NextSeed
What is preferred equity?
Preferred stockholders have ownership in a company. However, unlike common stockholders, preferred stockholders do not have voting rights or management rights. Founders and employees of a company are usually common stockholders.
Preferred stockholders are “preferred” because they typically receive dividends before common stockholders receive anything. Also, if the company is liquidated, preferred stockholders have a claim on the company’s assets before common stockholders (but after creditors, such as debt investors, bankers and lenders).
Generally, preferred stockholders have the right to receive dividends for as long as they own preferred stock. The exact calculation of how much they receive differs with each deal.
Who can make a preferred equity investment?
A preferred equity investment can be made under Regulation D (accredited investors only) or Regulation Crowdfunding (anyone can invest).

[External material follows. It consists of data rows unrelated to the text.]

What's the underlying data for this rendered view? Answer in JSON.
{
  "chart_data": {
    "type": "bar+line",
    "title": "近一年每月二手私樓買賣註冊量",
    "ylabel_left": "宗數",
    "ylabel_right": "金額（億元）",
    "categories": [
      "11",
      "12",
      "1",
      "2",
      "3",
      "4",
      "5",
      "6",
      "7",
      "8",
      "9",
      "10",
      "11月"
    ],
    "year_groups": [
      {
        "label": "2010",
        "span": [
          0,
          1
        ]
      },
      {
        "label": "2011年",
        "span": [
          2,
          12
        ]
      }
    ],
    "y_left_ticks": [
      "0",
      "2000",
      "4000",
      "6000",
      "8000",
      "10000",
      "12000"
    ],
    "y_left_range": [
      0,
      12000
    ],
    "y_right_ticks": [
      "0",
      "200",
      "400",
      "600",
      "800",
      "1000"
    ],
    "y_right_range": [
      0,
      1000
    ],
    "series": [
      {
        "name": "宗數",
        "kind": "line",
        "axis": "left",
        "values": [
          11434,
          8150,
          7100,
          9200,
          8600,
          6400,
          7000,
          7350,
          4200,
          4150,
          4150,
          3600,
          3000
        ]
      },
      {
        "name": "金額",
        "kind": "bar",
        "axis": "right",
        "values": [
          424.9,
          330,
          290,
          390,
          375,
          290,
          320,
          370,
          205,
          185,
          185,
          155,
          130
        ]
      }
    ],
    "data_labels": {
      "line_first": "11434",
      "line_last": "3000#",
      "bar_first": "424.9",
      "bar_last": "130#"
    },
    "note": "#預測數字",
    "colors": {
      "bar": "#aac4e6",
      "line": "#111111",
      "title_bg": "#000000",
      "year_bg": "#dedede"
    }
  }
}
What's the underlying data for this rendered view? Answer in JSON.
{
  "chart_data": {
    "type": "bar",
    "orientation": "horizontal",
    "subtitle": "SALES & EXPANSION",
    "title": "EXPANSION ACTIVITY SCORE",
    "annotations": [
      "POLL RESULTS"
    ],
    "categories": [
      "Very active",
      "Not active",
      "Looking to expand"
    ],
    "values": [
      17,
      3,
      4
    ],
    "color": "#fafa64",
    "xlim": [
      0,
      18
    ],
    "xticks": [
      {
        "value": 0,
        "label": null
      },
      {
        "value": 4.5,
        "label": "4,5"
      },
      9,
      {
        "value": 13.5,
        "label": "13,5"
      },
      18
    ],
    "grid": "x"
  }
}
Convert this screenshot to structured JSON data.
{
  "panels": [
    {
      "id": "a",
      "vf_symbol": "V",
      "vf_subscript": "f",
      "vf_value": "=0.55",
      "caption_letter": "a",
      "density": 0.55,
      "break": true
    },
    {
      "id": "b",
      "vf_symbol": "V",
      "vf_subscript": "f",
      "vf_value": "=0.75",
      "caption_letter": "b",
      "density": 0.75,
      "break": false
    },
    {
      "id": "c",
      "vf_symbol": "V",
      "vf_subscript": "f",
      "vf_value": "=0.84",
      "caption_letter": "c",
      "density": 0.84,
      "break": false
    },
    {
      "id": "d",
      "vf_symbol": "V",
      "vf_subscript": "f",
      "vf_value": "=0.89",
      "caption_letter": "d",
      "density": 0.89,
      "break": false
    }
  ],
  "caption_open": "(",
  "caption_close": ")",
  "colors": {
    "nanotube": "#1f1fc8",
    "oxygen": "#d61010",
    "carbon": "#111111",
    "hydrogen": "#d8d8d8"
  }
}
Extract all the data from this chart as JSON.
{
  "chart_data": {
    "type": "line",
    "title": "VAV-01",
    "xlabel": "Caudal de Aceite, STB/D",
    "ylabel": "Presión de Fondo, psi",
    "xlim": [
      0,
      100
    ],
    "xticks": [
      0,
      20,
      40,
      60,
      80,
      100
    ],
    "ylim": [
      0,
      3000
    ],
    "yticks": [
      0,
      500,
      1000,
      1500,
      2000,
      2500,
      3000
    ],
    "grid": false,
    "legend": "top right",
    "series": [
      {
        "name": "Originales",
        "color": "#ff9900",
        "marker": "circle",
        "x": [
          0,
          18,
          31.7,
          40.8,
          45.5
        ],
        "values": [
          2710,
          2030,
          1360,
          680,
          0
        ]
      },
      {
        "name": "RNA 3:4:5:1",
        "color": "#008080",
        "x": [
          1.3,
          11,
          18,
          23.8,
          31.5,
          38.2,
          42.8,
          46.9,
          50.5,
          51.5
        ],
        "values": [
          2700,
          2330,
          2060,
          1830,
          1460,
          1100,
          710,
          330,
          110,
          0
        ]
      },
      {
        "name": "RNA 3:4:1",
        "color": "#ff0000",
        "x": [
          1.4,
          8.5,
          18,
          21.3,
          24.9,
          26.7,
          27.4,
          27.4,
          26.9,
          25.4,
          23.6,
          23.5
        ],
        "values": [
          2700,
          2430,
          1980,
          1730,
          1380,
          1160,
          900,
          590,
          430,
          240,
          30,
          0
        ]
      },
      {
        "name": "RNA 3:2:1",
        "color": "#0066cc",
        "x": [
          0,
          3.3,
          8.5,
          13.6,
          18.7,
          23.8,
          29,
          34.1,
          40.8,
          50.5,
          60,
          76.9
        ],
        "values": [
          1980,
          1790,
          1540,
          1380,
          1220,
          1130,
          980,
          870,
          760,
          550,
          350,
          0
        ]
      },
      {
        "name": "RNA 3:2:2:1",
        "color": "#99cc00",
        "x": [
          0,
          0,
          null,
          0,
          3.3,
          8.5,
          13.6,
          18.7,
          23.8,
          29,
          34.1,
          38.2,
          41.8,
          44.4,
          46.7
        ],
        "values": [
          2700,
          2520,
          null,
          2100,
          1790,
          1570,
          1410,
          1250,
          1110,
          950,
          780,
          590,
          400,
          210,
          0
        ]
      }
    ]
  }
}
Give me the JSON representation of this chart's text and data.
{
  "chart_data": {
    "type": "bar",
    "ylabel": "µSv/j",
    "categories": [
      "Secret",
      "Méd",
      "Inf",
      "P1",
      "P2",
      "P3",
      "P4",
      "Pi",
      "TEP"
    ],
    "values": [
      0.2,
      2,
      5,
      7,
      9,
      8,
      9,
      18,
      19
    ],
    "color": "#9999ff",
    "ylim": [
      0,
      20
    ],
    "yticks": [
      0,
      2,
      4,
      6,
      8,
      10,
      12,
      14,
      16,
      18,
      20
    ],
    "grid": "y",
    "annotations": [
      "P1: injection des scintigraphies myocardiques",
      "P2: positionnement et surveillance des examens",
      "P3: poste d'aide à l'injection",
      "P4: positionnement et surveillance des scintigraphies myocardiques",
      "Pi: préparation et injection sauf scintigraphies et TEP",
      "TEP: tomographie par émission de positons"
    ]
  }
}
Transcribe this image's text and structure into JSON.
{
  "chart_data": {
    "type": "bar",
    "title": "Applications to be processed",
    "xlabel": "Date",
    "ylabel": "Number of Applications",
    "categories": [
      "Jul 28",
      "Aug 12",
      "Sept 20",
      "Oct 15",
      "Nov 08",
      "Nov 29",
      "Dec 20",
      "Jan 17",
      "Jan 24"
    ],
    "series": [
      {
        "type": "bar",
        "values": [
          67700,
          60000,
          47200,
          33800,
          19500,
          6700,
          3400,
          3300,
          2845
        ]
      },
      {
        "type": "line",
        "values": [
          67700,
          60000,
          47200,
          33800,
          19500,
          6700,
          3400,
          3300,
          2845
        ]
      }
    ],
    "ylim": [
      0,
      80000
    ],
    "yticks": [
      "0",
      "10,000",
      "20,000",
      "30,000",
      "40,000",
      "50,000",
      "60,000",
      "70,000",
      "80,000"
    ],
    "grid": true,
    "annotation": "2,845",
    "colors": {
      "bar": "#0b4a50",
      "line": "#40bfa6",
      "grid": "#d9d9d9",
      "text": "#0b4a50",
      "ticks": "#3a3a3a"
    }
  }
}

Businesses may choose the types of offerings they wish to conduct on NextSeed. They can offer a Regulation Crowdfunding debt/preferred equity investment, a Regulation D 506(c) debt/preferred equity investment, or offer both a Regulation Crowdfunding AND a Regulation D 506(c) debt/preferred equity investment simultaneously.
Note that Regulation Crowdfunding imposes investment limits on you, whereas Regulation D accredited investors do not have investment limits.
You *may* need to be an accredited investor.
If a business is only offering investments under Regulation D, and not Regulation Crowdfunding, then only accredited investors may participate.
How do I make a preferred equity investment?
You will need to sign up and create an investment account on NextSeed. This investment account is held at our partner bank, GoldStar Trust. You will need to link your bank account to your NextSeed account so you can easily transfer funds in and out. All investments are made from your NextSeed account, and any distributions made by businesses will be transferred into your NextSeed account.